Ale od początku: rodzeństwo –
Łucja, Edmund, Zuzanna i
najstarszy Piotr – opuszcza
bombardowany Londyn i
zamieszkuje w zamku starego
Profesora. Tam podczas zabawy
w chowanego najmłodsza Łucja,
chroniąc się w szafie, odnajduje -
przez przypadek - Narnię.
Początkowo rodzeństwo nie
wierzy jej, dopóki same nie trafia
do tej zaczarowanej krainy pełnej
faunów, karłów, mówiących
zwierząt czy centaurów. Niestety,
trwająca tam od stulecia zima to
efekt rządów złej Czarownicy.
Edmund, urażony traktowaniem
z góry przez starszego brata,
ulega wpływom Białej
Czarownicy. Skusiła go wizja
bycia królem Narnii i rządzenia
rodzeństwem. Nie wie jednak, że
starożytne proroctwo zapowiada
upadek Czarownicy wraz z
pojawieniem się w Narnii dwóch
córek Ewy i dwóch synów
Adama. Tymczasem
zmobilizowani wypełniającym się
proroctwem mieszkańcy Narnii
szykują się do ostatecznej bitwy
pod wodzą przybyłego ze
wschodu prawowitego władcy
Narnii, syna króla zza Morza –
lwa Aslana.
Jakim wynikiem skończyła się
wojna o Narnię, jakich ofiar ona
wymagała i czy zdrajcy mogą
dostać drugą szansę Czytelnik
może przekonać się czytają tę
książeczkę. Niestety, w tym
miejscu pojawia się krótkie, acz
niezbędne, słówko „ale”. Jak
wielki potencjał ma historia
wymyślonej przez Lewisa
świadczy m.in. nakręcony
ostatnimi czasy film
pod tym
samym tytułem. Baśniowe
krajobrazy, piękna scena bitwy
czy przejmująca gra aktorów
dodają opowieści z Narnii i
realizmu, i magii. Tymczasem
książka Lewisa była pisana, czego
sam autor nigdy nie krył, z myślą
o najmłodszych. Miała ona
oswoić dzieci z symboliką
chrześcijańską, którą książka jest
wręcz przesycona.
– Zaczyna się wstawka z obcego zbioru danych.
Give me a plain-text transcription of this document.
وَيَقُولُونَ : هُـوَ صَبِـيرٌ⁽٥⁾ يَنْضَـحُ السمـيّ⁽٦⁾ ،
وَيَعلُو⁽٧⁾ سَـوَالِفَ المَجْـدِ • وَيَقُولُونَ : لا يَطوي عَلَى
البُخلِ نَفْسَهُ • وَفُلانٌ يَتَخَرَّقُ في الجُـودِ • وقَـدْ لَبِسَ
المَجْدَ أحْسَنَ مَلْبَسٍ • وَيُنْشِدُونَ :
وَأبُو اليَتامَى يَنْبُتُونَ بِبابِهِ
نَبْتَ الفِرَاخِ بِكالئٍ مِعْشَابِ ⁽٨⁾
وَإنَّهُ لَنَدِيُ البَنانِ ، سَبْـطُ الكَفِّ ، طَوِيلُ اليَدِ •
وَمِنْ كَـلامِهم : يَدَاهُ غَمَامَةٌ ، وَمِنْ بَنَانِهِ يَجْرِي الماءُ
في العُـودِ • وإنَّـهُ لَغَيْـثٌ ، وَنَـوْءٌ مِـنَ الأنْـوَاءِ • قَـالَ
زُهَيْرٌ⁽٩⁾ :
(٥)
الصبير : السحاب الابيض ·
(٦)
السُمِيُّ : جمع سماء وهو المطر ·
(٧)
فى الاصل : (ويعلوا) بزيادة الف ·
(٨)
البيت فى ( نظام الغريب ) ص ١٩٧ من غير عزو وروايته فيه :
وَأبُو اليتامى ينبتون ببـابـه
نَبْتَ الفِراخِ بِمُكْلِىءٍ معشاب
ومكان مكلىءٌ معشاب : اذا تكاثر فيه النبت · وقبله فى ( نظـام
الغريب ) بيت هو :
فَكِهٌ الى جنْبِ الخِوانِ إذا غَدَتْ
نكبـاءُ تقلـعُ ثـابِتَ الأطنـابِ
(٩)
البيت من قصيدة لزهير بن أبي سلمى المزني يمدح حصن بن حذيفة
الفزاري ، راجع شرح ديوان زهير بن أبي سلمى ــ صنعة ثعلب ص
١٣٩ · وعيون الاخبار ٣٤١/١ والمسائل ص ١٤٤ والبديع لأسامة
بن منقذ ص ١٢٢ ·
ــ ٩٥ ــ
Konsekwencją
adresowania tej opowieści do
najmłodszych jest styl, który po
doświadczeniach z innymi
dziełami fantasty, m.in. Tolkiena,
po prostu nie satysfakcjonuje.
Obawiam się, że i powrót do
czasów liceum by w tym
przypadku nie pomógł. Będąc
dzieckiem, zachwycałem się
telewizyjnym serialem na
podstawie opowieści Lewisa.
Wydaje się, że to był ten
optymalny czas, kiedy drzwi do
Narnii były dla mnie otwarte.
Możecie się zgodzić, bądź nie,
ale nie bez powodu w
następnych częściach „Opowieści
z Narnii” jej główni bohaterowie,
po przekroczeniu pewnego
wieku, nie mogą już wrócić do
Narnii. Jak napisze potem Lewis,
dla nich droga do krainy Aslana
wiedzie przez normalny świat.licze.na.naj:)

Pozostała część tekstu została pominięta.